The Indian government has taken several reforms leading to lower regulatory risk for Indian telcos, the decision to defer AGR and spectrum dues for four years, the prospective exclusion of non-telecom revenue from the definition of AGR, the abolition of spectrum usage charges on future spectrum auctions and the increased tenor of future spectrum assets to 30 years instead of 20 years. These regulatory actions will boost Airtel’s cash flow.
Fitch forecasts Airtel’s capex to increase to about $5 billion in FY22 (against $4.6 billion in FY21), of which $1.5 billion is likely to be paid upfront to acquire 5G spectrum assets. The company will also seek to strengthen its fibre infrastructure, connecting towers with fibre and backhaul infrastructure to prepare its network to launch 5G services in 2022-2023.
Capex on 5G infrastructure in 2022-2023 is believed to replace current 4G capex, as 4G coverage is largely complete. Barring a one-time 5G spectrum payment, Airtel is likely to generate positive free cash flow in FY22 on higher EBITDA generation, which should be sufficient to fund higher core capex, interest costs and taxes.

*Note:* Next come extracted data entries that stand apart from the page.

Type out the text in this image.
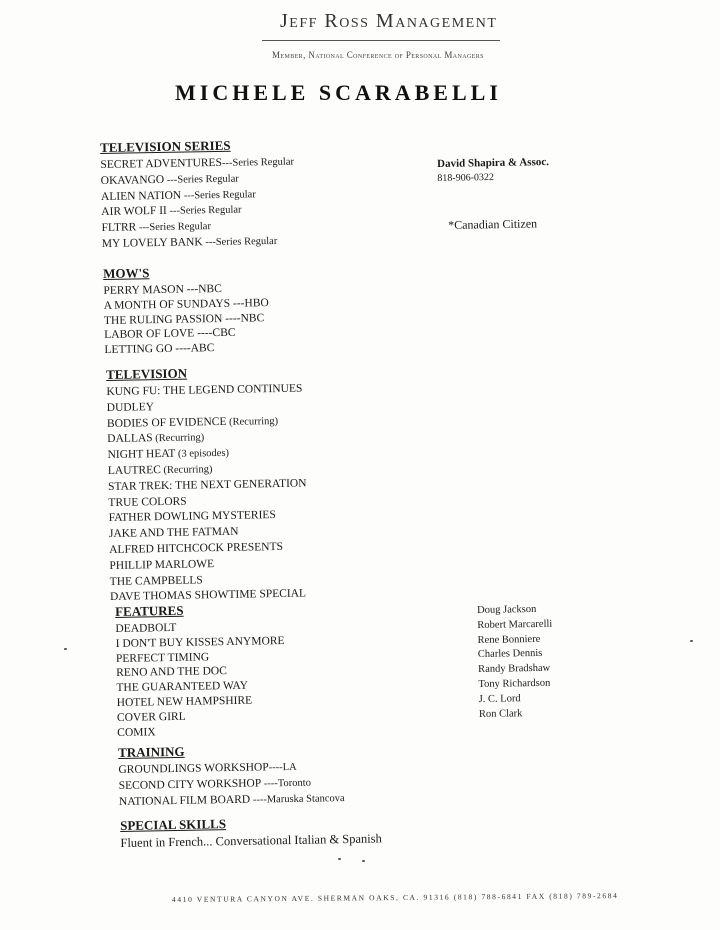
Jeff Ross Management
Member, National Conference of Personal Managers
MICHELE SCARABELLI
David Shapira & Assoc.
818-906-0322
*Canadian Citizen
TELEVISION SERIES
SECRET ADVENTURES---Series Regular
OKAVANGO ---Series Regular
ALIEN NATION ---Series Regular
AIR WOLF II ---Series Regular
FLTRR ---Series Regular
MY LOVELY BANK ---Series Regular
MOW'S
PERRY MASON ---NBC
A MONTH OF SUNDAYS ---HBO
THE RULING PASSION ----NBC
LABOR OF LOVE ----CBC
LETTING GO ----ABC
TELEVISION
KUNG FU: THE LEGEND CONTINUES
DUDLEY
BODIES OF EVIDENCE (Recurring)
DALLAS (Recurring)
NIGHT HEAT (3 episodes)
LAUTREC (Recurring)
STAR TREK: THE NEXT GENERATION
TRUE COLORS
FATHER DOWLING MYSTERIES
JAKE AND THE FATMAN
ALFRED HITCHCOCK PRESENTS
PHILLIP MARLOWE
THE CAMPBELLS
DAVE THOMAS SHOWTIME SPECIAL
FEATURES
DEADBOLT
I DON'T BUY KISSES ANYMORE
PERFECT TIMING
RENO AND THE DOC
THE GUARANTEED WAY
HOTEL NEW HAMPSHIRE
COVER GIRL
COMIX
Doug Jackson
Robert Marcarelli
Rene Bonniere
Charles Dennis
Randy Bradshaw
Tony Richardson
J. C. Lord
Ron Clark
TRAINING
GROUNDLINGS WORKSHOP----LA
SECOND CITY WORKSHOP ----Toronto
NATIONAL FILM BOARD ----Maruska Stancova
SPECIAL SKILLS
Fluent in French... Conversational Italian & Spanish
4410 VENTURA CANYON AVE. SHERMAN OAKS, CA. 91316 (818) 788-6841 FAX (818) 789-2684
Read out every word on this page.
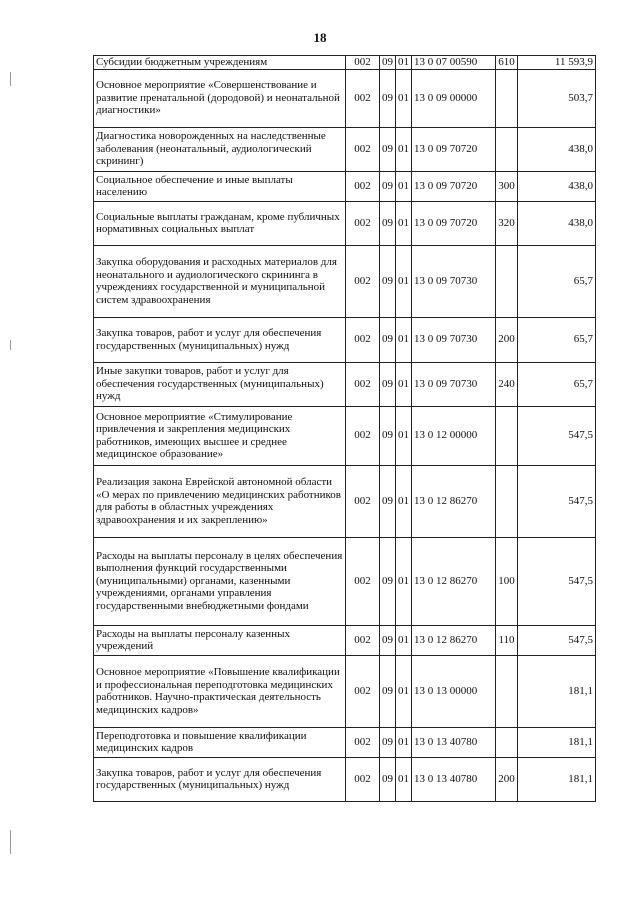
18
Субсидии бюджетным учреждениям	002	09	01	13 0 07 00590	610	11 593,9
Основное мероприятие «Совершенствование и развитие пренатальной (дородовой) и неонатальной диагностики»	002	09	01	13 0 09 00000		503,7
Диагностика новорожденных на наследственные заболевания (неонатальный, аудиологический скрининг)	002	09	01	13 0 09 70720		438,0
Социальное обеспечение и иные выплаты населению	002	09	01	13 0 09 70720	300	438,0
Социальные выплаты гражданам, кроме публичных нормативных социальных выплат	002	09	01	13 0 09 70720	320	438,0
Закупка оборудования и расходных материалов для неонатального и аудиологического скрининга в учреждениях государственной и муниципальной систем здравоохранения	002	09	01	13 0 09 70730		65,7
Закупка товаров, работ и услуг для обеспечения государственных (муниципальных) нужд	002	09	01	13 0 09 70730	200	65,7
Иные закупки товаров, работ и услуг для обеспечения государственных (муниципальных) нужд	002	09	01	13 0 09 70730	240	65,7
Основное мероприятие «Стимулирование привлечения и закрепления медицинских работников, имеющих высшее и среднее медицинское образование»	002	09	01	13 0 12 00000		547,5
Реализация закона Еврейской автономной области «О мерах по привлечению медицинских работников для работы в областных учреждениях здравоохранения и их закреплению»	002	09	01	13 0 12 86270		547,5
Расходы на выплаты персоналу в целях обеспечения выполнения функций государственными (муниципальными) органами, казенными учреждениями, органами управления государственными внебюджетными фондами	002	09	01	13 0 12 86270	100	547,5
Расходы на выплаты персоналу казенных учреждений	002	09	01	13 0 12 86270	110	547,5
Основное мероприятие «Повышение квалификации и профессиональная переподготовка медицинских работников. Научно-практическая деятельность медицинских кадров»	002	09	01	13 0 13 00000		181,1
Переподготовка и повышение квалификации медицинских кадров	002	09	01	13 0 13 40780		181,1
Закупка товаров, работ и услуг для обеспечения государственных (муниципальных) нужд	002	09	01	13 0 13 40780	200	181,1
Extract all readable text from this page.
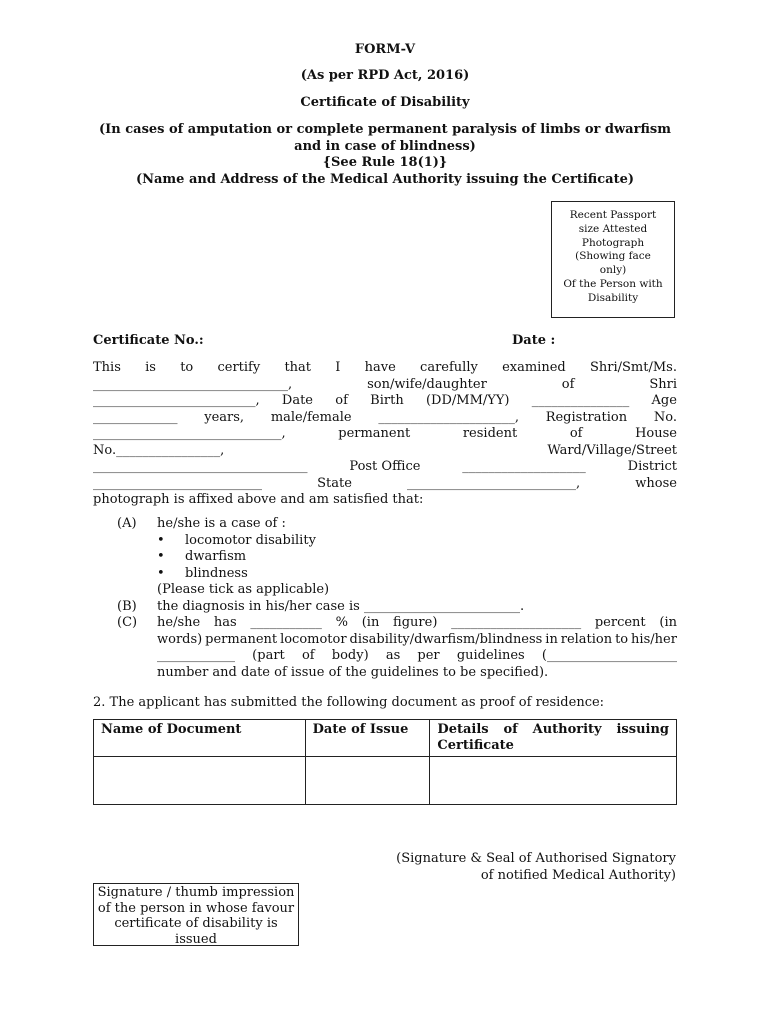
FORM-V
(As per RPD Act, 2016)
Certificate of Disability
(In cases of amputation or complete permanent paralysis of limbs or dwarfism
and in case of blindness)
{See Rule 18(1)}
(Name and Address of the Medical Authority issuing the Certificate)
Recent Passport
size Attested
Photograph
(Showing face
only)
Of the Person with
Disability
Certificate No.:	Date :
This is to certify that I have carefully examined Shri/Smt/Ms.
______________________________,	son/wife/daughter	of	Shri
_________________________, Date of Birth (DD/MM/YY) _______________ Age
_____________ years, male/female _____________________, Registration No.
_____________________________,	permanent	resident	of	House
No.________________,	Ward/Village/Street
_________________________________	Post Office	___________________	District
__________________________	State	__________________________,	whose
photograph is affixed above and am satisfied that:
(A) he/she is a case of :
• locomotor disability
• dwarfism
• blindness
(Please tick as applicable)
(B) the diagnosis in his/her case is ________________________.
(C) he/she has ___________ % (in figure) ____________________ percent (in
words) permanent locomotor disability/dwarfism/blindness in relation to his/her
____________ (part of body) as per guidelines (____________________
number and date of issue of the guidelines to be specified).
2. The applicant has submitted the following document as proof of residence:
Name of Document	Date of Issue	Details of Authority issuing Certificate

(Signature & Seal of Authorised Signatory
of notified Medical Authority)
Signature / thumb impression
of the person in whose favour
certificate of disability is
issued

The negative outlook does not reflect Fitch’s view of Airtel’s underlying credit profile, which has been improving on strong growth in Indian and African wireless operations, but rather the heightened probability that India’s (BBB-/Negative) country ceiling of ‘BBB-‘ could be lowered to ‘BB+’. Such an action would constrain Airtel’s IDR and senior issue ratings to ‘BB+’.